4.  If you are in charge, you probably don’t get the feedback you need.

Nobody wants to say anything to the boss. The game face comes on as soon as you walk into a room.  You have to fight for feedback, both direct and indirect.


5.  People remember what you say even when you don’t.

I have had people come up to me and quote me months later. In some cases I don’t even remember the conversation, much less what I said. The moral of the story: choose your words carefully – they may have long-term impact.


6.  Be hard-nosed.

Leadership does not equal friendship. When the situation warrants it, you need to be able to kick your best Airman in the behind.


7.  Excessive familiarity can undermine authority.

I've seen a commander and a superintendent who were like pals. The consequence was that the superintendent made public comments that did not maintain respect for command, and the commander appeared to be along for the ride because he was one of the guys and not the one with whom the buck stopped.


8.  I’ll take an arguer over a yes-man every day.

Some of the most fruitful feedback I’ve had was when an NCO told me I was wrong. Usually this happens in a private setting, and an arguer has to know when to get onboard with your decision. If you don’t have many or anyone willing to challenge you, you are not leading well.

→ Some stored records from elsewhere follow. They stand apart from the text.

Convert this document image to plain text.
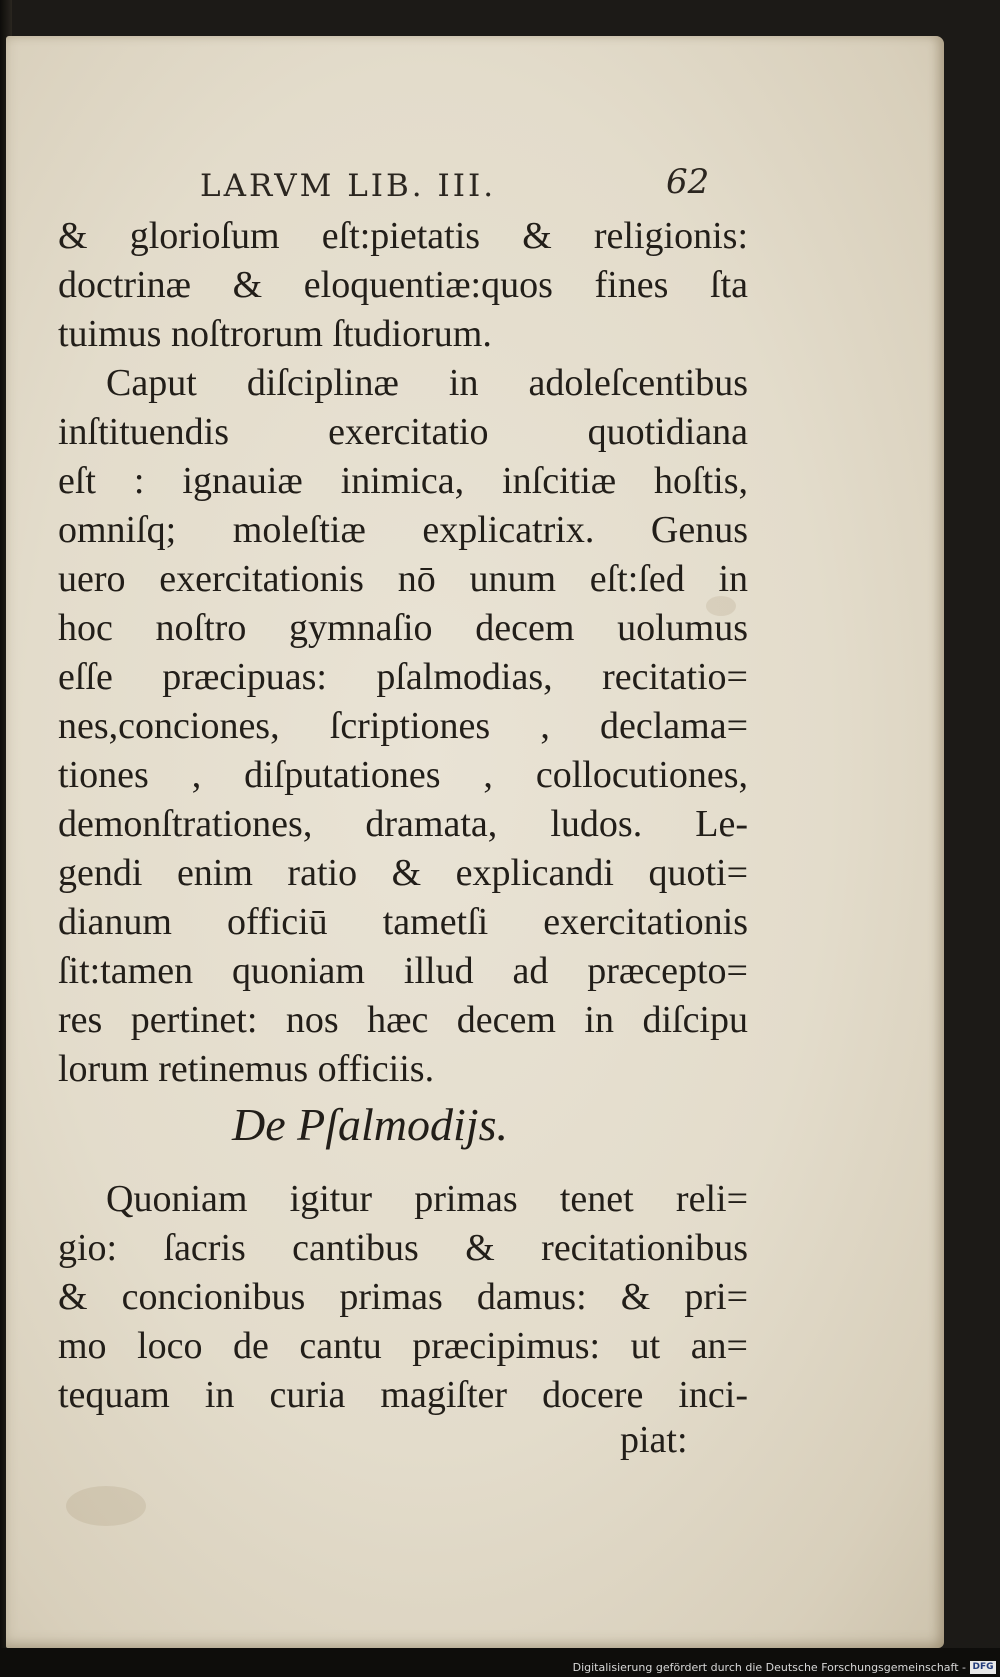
LARVM LIB. III.	62
& glorioſum eſt:pietatis & religionis:
doctrinæ & eloquentiæ:quos fines ſta
tuimus noſtrorum ſtudiorum.
Caput diſciplinæ in adoleſcentibus
inſtituendis exercitatio quotidiana
eſt : ignauiæ inimica, inſcitiæ hoſtis,
omniſq; moleſtiæ explicatrix. Genus
uero exercitationis nō unum eſt:ſed in
hoc noſtro gymnaſio decem uolumus
eſſe præcipuas: pſalmodias, recitatio=
nes,conciones, ſcriptiones , declama=
tiones , diſputationes , collocutiones,
demonſtrationes, dramata, ludos. Le-
gendi enim ratio & explicandi quoti=
dianum officiū tametſi exercitationis
ſit:tamen quoniam illud ad præcepto=
res pertinet: nos hæc decem in diſcipu
lorum retinemus officiis.
De Pſalmodijs.
Quoniam igitur primas tenet reli=
gio: ſacris cantibus & recitationibus
& concionibus primas damus: & pri=
mo loco de cantu præcipimus: ut an=
tequam in curia magiſter docere inci-
piat:
Digitalisierung gefördert durch die Deutsche Forschungsgemeinschaft - DFG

9.  If you want to know how well someone leads, listen to what their subordinates say.

I’ve been deceived and seen people deceived. Flattery and pampering in order to gain approval or advantage is not always visible from above.  Likewise, we all have a natural tendency to think less of a person when they spend all of their time serving their subordinates and little of their time serving us. When you assess competence, take a close look at the folks who work for the person you are assessing.


10.  Enlisted troops don’t get promoted for the same things that officers do.

The “whole person” concept is a major differentiator. Participation in events, fundraisers, charitable support, and organizations such as the Top 3 Council really matters. Quantity frequently trumps quality, and decorations matter a lot.